Vol convexity is important because changes in vol influence much of the greeks. Understanding the concept can be used for defense and offense. Vol directly impacts option prices according to their vega. But it also changes their vega.

Who should care?

  • Anyone who wonders how a nickel option can go to $20.

When you combine the convexity of options with respect to vol (volga) with the convexity of options due to changes in the stock price (gamma) you get nitroglycerine.

  • That segment of the market who takes active views on volatility, not direction.

Remember even when dealing with non-linear instruments, a snapshot of a portfolio at a single point in time might show it to be vega-neutral. But a photo of a car can make it look parked. Only the video can show how fast the car can move.

Hertz Roulette

In case you didn’t hear, Hertz got approval to sell $1B of common stock to the public which is bidding up its shares. Hertz however is in bankruptcy with its debt trading for less than $.50 on the dollar. Issuing stock in such a situation is unprecedented. These are unprecedented times I guess. The fact that stock traders are bidding for shares which are subordinate to debt that isn’t even going to be made whole feels awfully kangarooey.

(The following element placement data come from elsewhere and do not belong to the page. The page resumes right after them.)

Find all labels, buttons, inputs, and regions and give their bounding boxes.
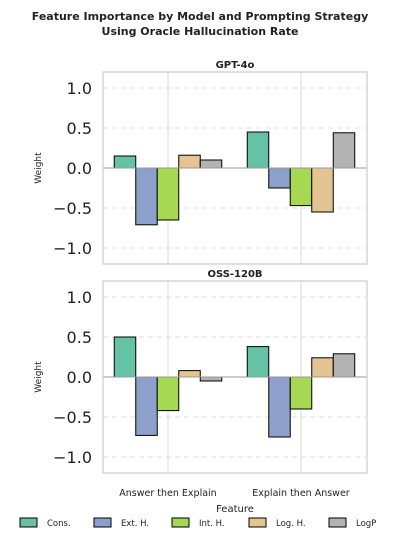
- legend-swatch: [19, 517, 38, 528]
- bar: [246, 131, 270, 169]
- x-tick-label: Answer then Explain: [119, 488, 216, 499]
- bar: [178, 370, 201, 378]
- bar: [268, 167, 291, 189]
- x-tick-label: Explain then Answer: [252, 488, 350, 499]
- legend-swatch: [248, 517, 267, 528]
- y-tick-label: −0.5: [53, 408, 92, 427]
- panel-1: GPT-4o 1.0 0.5 0.0 −0.5 −1.0 Weight: [34, 60, 368, 265]
- y-axis-label: Weight: [34, 361, 44, 393]
- y-tick-label: −1.0: [53, 448, 92, 467]
- y-tick-label: 0.0: [67, 368, 92, 387]
- legend-item: Ext. H.: [93, 517, 149, 529]
- legend-swatch: [328, 517, 347, 528]
- panel-2: OSS-120B 1.0 0.5 0.0 −0.5 −1.0 Weight: [34, 269, 368, 474]
- legend-label: Cons.: [47, 519, 71, 529]
- y-tick-label: 0.5: [67, 119, 92, 138]
- legend-label: Log. H.: [276, 519, 306, 529]
- x-axis-label: Feature: [216, 504, 254, 515]
- bar: [199, 376, 223, 382]
- legend-item: LogP: [328, 517, 376, 529]
- bar: [332, 353, 356, 378]
- legend-label: Int. H.: [199, 519, 225, 529]
- panel-title: GPT-4o: [216, 60, 255, 71]
- legend-label: LogP: [356, 519, 376, 529]
- bar: [135, 167, 158, 226]
- y-tick-label: −0.5: [53, 199, 92, 218]
- bar: [246, 346, 270, 378]
- bar: [113, 155, 137, 169]
- panel-title: OSS-120B: [207, 269, 262, 280]
- y-tick-label: 1.0: [67, 288, 92, 307]
- y-tick-label: −1.0: [53, 239, 92, 258]
- legend-swatch: [93, 517, 112, 528]
- bar: [156, 376, 180, 412]
- bar: [113, 336, 137, 378]
- bar: [135, 376, 158, 436]
- bar: [311, 167, 334, 213]
- chart-title-line2: Using Oracle Hallucination Rate: [102, 25, 299, 38]
- legend-label: Ext. H.: [121, 519, 149, 529]
- y-tick-label: 1.0: [67, 79, 92, 98]
- legend-item: Cons.: [19, 517, 71, 529]
- y-tick-label: 0.0: [67, 159, 92, 178]
- bar: [156, 167, 180, 221]
- y-tick-label: 0.5: [67, 328, 92, 347]
- bar: [311, 357, 334, 378]
- bar: [289, 376, 313, 410]
- panels: GPT-4o 1.0 0.5 0.0 −0.5 −1.0 Weight OSS-120B 1.0…: [34, 60, 368, 499]
- bar: [199, 159, 223, 169]
- bar: [178, 154, 201, 169]
- panel-frame: [102, 71, 368, 265]
- bar: [332, 132, 356, 169]
- chart-title-line1: Feature Importance by Model and Promptin…: [32, 10, 369, 23]
- bar: [268, 376, 291, 438]
- y-axis-label: Weight: [34, 152, 44, 184]
- legend-item: Int. H.: [171, 517, 225, 529]
- legend-swatch: [171, 517, 190, 528]
- bar: [289, 167, 313, 207]
- legend: Cons. Ext. H. Int. H. Log. H. LogP: [19, 517, 376, 529]
- legend-item: Log. H.: [248, 517, 306, 529]
- panel-frame: [102, 280, 368, 474]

  • Matt Levine’s write-up is funny and educational. (Link)
  • Alex Danco describes Hertz as the first example of new type of bubble — a view that the future doesn’t matter. This type of bubble is a new branch “on the financial tree of life”. He also expects this type of bubble to only happen once. (Link)

Danco’s description of the bubble dynamic in Hertz is a sign of just how meta-weird the world can feel sometimes. The dynamics of markets have become their selling point. Not their role. Automobiles were a transformative breakthrough as a transportation function. But anything that covers distance that quickly is even more fun to race and crash. To thrill-seekers, the convenience of faster transport isn’t even a secondary attribute. It doesn’t even figure into their framework of “what is a car for?”. If you find enough of those people, you have found a source of demand for the same product for different reasons. Hertz as roulette not equity. No veil of “investment” pretense.

So the question that remains — has anyone ever bought chips to play in a bankrupt casino? That’s what those new shares will be. Just don’t be the last one to cash out at the cage.